Friday , October 18, 2024

PayPal’s Schulman Announces He Will Retire As CEO at Year’s End

Dan Schulman, chief executive and president of PayPal Holdings Inc., will retire at the end of the year but retain a seat on the company’s board, he revealed late Thursday during a conference call with equity analysts to discuss PayPal’s fourth-quarter and full-year 2022 results. Schulman, who turned 65 in January, has led the company since taking over in 2015 in the wake of its separation from long-time owner eBay Inc.

Schulman said he will serve as CEO throughout the year to give PayPal’s board time to seek a replacement. “A year gives the board enough time to find the next leader of PayPal,” he told the analysts, adding, “we still have a lot to accomplish.”

As for the final quarter of 2022, PayPal recorded $357 billion in payment volume, a 5% increase from the same period in 2021. Volume for the year rose 9% to $1.36 trillion. Volume for its popular Venmo peer-to-peer payment service reached $62.5 billion, up 3% year-over-year, though the total volume of PayPal’s P2P products (Venmo plus PayPal and Xoom) fell 2% to $91 billion. Schulman singled out the P2P services as crucial to continued growth. “We need to re-establish P2P as a key anchor for PayPal and Venmo. The more people store in their [P2P] balance, the more they have to spend at checkout,” he said.
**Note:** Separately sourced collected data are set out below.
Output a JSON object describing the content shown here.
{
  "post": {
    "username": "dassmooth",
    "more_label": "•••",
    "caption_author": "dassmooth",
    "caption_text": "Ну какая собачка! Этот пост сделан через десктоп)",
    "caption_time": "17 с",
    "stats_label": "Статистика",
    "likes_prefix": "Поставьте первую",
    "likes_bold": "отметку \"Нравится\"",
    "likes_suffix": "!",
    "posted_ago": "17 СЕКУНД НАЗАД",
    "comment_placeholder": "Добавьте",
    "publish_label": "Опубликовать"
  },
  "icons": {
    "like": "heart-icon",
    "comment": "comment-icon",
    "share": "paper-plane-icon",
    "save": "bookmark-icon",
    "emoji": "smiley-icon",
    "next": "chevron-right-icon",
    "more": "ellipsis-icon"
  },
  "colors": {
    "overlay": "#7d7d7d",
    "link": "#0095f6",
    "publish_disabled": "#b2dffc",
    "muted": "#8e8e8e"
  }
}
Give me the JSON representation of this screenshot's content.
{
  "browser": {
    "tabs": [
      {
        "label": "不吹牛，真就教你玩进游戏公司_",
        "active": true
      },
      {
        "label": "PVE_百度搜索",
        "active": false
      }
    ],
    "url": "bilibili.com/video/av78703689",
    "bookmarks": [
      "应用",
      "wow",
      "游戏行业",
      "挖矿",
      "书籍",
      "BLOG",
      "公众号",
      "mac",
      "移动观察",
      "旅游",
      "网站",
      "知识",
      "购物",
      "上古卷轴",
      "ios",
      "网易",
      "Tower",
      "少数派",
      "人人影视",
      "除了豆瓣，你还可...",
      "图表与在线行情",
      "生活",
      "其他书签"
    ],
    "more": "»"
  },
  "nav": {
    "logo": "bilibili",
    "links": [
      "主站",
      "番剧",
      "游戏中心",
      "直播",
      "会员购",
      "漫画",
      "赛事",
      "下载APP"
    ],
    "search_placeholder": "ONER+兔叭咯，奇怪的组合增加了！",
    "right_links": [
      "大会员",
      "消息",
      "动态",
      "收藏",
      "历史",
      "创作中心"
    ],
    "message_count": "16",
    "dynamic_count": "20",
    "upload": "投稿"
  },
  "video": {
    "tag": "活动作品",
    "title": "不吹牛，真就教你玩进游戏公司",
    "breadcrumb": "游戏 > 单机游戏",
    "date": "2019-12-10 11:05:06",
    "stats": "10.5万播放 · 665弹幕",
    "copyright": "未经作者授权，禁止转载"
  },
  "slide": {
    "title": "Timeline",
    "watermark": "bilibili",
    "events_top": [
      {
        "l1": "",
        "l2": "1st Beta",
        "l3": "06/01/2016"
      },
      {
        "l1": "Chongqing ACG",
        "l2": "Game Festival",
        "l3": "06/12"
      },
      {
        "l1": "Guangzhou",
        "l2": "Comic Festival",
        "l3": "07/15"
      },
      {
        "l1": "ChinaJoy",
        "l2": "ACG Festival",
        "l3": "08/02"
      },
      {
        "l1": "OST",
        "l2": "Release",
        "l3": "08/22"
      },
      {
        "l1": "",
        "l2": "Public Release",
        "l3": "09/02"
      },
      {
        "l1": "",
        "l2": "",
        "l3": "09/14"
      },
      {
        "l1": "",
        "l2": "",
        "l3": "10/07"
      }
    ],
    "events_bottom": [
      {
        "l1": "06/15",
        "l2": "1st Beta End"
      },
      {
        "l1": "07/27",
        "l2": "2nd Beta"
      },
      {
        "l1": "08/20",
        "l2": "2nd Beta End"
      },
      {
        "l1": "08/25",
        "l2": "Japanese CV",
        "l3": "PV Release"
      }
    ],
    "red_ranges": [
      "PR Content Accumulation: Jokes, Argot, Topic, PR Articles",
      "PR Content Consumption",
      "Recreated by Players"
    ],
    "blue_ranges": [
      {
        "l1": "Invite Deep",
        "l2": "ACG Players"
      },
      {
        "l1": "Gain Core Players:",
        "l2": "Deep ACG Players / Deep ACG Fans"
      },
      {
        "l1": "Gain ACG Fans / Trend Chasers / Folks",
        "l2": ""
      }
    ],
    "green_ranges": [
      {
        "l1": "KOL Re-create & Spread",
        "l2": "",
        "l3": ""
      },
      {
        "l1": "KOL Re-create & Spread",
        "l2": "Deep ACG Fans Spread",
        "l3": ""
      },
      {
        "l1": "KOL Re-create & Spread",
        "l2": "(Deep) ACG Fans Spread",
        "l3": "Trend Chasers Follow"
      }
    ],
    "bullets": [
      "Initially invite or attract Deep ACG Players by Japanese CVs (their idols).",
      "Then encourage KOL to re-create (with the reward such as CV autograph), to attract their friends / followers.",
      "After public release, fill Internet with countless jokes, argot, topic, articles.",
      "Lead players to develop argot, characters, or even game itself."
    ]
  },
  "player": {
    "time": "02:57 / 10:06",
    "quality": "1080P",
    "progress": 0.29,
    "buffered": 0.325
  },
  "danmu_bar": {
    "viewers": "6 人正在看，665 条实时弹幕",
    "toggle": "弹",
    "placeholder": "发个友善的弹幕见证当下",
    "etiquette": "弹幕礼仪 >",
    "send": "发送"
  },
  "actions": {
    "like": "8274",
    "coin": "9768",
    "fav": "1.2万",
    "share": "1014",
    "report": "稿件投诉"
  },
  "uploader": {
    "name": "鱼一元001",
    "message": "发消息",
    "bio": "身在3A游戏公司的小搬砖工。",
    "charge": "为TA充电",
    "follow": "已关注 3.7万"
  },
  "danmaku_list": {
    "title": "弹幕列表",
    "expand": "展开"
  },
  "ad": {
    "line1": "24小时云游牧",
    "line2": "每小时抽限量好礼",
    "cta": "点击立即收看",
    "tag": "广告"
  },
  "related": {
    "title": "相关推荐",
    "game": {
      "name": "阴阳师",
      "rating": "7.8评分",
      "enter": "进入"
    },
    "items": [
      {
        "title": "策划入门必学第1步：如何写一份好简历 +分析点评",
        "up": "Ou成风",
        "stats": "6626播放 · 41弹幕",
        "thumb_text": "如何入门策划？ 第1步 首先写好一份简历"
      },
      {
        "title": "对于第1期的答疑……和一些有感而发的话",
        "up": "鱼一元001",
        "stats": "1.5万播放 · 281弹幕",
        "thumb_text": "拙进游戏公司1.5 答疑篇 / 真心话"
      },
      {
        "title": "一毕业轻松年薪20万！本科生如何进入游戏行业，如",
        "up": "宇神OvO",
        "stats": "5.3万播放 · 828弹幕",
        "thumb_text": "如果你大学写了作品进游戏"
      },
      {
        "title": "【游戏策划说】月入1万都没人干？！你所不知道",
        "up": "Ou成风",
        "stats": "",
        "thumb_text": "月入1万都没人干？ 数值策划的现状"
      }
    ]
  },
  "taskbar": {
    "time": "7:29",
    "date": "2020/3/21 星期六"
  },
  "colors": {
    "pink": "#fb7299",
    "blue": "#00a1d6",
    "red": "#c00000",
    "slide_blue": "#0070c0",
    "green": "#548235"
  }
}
Schulman: Finding a replacement as CEO will be “a complex business.”

Revenue for the quarter came to $7.4 billion, up 7%. For the year, revenue totaled $27.5 billion—excluding any remaining contribution from eBay—an 8% rise from 2021. Operating income totaled $1.2 billion for the quarter, up 18%, and $3.8 billion for the year, down 10% from 2021. “Our first quarter is off to a much stronger start than we anticipated,” Schulman said.

Responding to questions about his plans for the year and the reasons for his planned retirement, Schulman said the first-quarter results set up PayPal with “a nice glide path” toward 2024. He said he viewed the end of the year as the right time to step aside. “It’s never a good time to retire,” he added. “It’s always a bittersweet moment.”

Finding his successor, Schulman said, will be a “complex business.” PayPal will employ a search firm, he said, adding he stands ready to work with the new CEO once the person is in place. “If [the search] takes longer” than the end of the year, “I’m willing to stay on,” he said. “There’s a lot of moving parts in what can happen here.”

Asked about his plans after he leaves PayPal, Schulman hinted he will be busy. “As I’ve gotten older, I’ve realized I’ve got a lot of passions outside the workplace,” he said.